Friday 7 October 2011

WHITHER PALESTINE NOW?


The attempt by Mahmoud Abbas and the Palestinian Authority to open another, diplomatic front at the UN in the tense and often violent stand-off with the state of Israel has come and gone.

Outsiders predicted mass upheaval, great cataclysms and castigated the move as dangerous and futile. It came of desperation as the occupation and the repression by the state of Israel intensifies.  

A further 1100 new settler housing units were announced in the illegally occupied East Jerusalem (31 degrees North, 35 degrees East) simultaneously with the debates in the UN.

The initiative at the UN has been parked and the major players, notably the US, have advised that face-to-face bi-partisan talks should get under-way again and be framed by targets and deadlines. 

There is a cogency to the analysis that without such direct negotiations no peaceful outcomes can be achieved. Evidence from Ireland and elsewhere points to that. 

There is also evidence that direct, singular action by entities can lead to new outcomes. Kosovo is a case in point. Unilateral action, supported by the US and NATO, led to a new state and, currently, stable if fragile, relations with other states in the region, notably Serbia and Montenegro. 

That the US and other western powers did not support the non-violent unilateral diplomatic action by Palestine points to dangers in the bi-lateral approach being advocated. In terms of both Palestine and the state of Israel, the bi-lateral approach, proven to be unsuccessful for years, is based on the assumption that the conflict is symmetrical, a conflict between equals. 

It blatantly is not, as evidenced by many measures, including range and degree of military capacity, degree of violence delivered, material wealth, and power of strategic alliances. All are heavily weighted on the side of the state of Israel. There is also a mass of UN resolutions pointing to the illegality of the actions of the state.

Whither Palestine then?

In Orna Akad's play Clouds on a Mountain Road, a Palestinian poet and a suicide bomber debate the way forward.

Fadwa: We mustn't give up! Mustn't destroy the paths towards 
                dialogue, even if this dialogue leads to nothing…
Inshirah: That's what you say. That's not what you write in your      
                poems.
'We've left our sticks and stones far behind. Our honor      
                 has been trampled, our spirit dispossessed, our lands 
                stolen long ago, and the roof over our heads demolished. 
               So what have we left? What have we besides this heap of 
               flesh and bone?'
Fadwa: God forbid! God forbid! It's forbidden, it's a violation of 
               any religion.
Inshirah: The world is deaf to our trouble. We don't exist for 
                anyone.
  
On the ground within Israel, Zochrot, an NGO whose goal is to introduce the Palestinian Nakba to the Israeli-Jewish public in Hebrew, cites The Nakba as the disaster of the Palestinian people: the destruction of the villages and cities, the killing, the expulsion, the erasure of Palestinian culture. And further cites the Nakba as the story of the Jews who live in Israel, who enjoy the privileges of being the ‘winners.’

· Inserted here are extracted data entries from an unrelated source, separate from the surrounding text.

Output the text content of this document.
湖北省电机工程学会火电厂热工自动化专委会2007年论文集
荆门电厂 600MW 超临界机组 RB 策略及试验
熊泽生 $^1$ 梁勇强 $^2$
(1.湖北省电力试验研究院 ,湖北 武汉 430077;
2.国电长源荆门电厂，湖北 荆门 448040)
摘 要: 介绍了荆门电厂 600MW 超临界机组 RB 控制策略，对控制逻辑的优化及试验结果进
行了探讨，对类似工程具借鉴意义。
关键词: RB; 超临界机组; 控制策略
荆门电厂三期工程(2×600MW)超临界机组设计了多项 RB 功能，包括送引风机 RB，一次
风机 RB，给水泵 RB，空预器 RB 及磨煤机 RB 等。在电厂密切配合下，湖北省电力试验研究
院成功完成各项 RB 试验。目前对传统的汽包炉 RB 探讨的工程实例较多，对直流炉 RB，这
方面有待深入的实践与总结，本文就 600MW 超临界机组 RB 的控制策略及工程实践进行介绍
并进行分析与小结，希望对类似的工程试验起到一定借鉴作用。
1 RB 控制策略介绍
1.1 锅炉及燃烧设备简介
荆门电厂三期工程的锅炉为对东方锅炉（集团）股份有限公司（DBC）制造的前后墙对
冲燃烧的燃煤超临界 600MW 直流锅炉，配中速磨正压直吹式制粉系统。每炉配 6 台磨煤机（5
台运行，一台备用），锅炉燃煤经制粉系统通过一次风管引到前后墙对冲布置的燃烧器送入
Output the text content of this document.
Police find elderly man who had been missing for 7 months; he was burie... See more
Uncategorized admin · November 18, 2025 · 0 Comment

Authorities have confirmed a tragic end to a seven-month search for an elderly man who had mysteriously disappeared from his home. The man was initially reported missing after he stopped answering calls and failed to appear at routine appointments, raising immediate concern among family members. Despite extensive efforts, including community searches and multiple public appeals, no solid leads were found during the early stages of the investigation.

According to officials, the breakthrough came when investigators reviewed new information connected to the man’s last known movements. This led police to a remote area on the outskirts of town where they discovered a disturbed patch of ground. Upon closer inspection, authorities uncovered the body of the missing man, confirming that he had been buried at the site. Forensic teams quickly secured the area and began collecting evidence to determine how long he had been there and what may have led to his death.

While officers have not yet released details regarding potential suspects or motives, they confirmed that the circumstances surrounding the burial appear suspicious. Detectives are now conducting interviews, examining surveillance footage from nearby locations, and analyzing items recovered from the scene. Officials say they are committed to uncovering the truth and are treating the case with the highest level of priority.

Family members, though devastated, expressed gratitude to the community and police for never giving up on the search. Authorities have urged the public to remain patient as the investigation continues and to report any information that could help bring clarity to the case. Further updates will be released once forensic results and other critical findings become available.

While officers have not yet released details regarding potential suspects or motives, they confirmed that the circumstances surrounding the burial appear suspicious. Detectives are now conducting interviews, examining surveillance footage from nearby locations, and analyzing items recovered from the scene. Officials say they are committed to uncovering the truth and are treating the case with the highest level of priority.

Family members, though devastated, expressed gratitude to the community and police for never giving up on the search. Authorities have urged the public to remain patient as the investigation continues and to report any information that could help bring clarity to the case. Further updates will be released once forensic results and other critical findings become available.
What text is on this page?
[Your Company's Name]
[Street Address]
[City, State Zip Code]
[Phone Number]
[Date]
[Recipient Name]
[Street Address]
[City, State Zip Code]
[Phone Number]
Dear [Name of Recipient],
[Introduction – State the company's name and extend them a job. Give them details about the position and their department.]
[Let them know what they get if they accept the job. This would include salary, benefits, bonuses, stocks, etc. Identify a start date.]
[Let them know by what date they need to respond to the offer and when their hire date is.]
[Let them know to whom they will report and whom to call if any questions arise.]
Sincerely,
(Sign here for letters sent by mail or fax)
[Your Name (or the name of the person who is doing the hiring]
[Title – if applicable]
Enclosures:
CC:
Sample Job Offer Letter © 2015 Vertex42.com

On Saturday, July 2nd, 2011, Zochrot held an open tour in the Galilee village of al-Birwa (32 degrees North, 35 degrees East), attacked and destroyed in 1948.

Initiatives such as these underpin moves to peaceful outcomes. Unilateral and bi-lateral moves will happen at macro levels but it will be in the fields and towns, among the peoples, the 'losers' and the 'winners', in artistic and community dialogues, that peace is built, determining future paths taken by Palestine.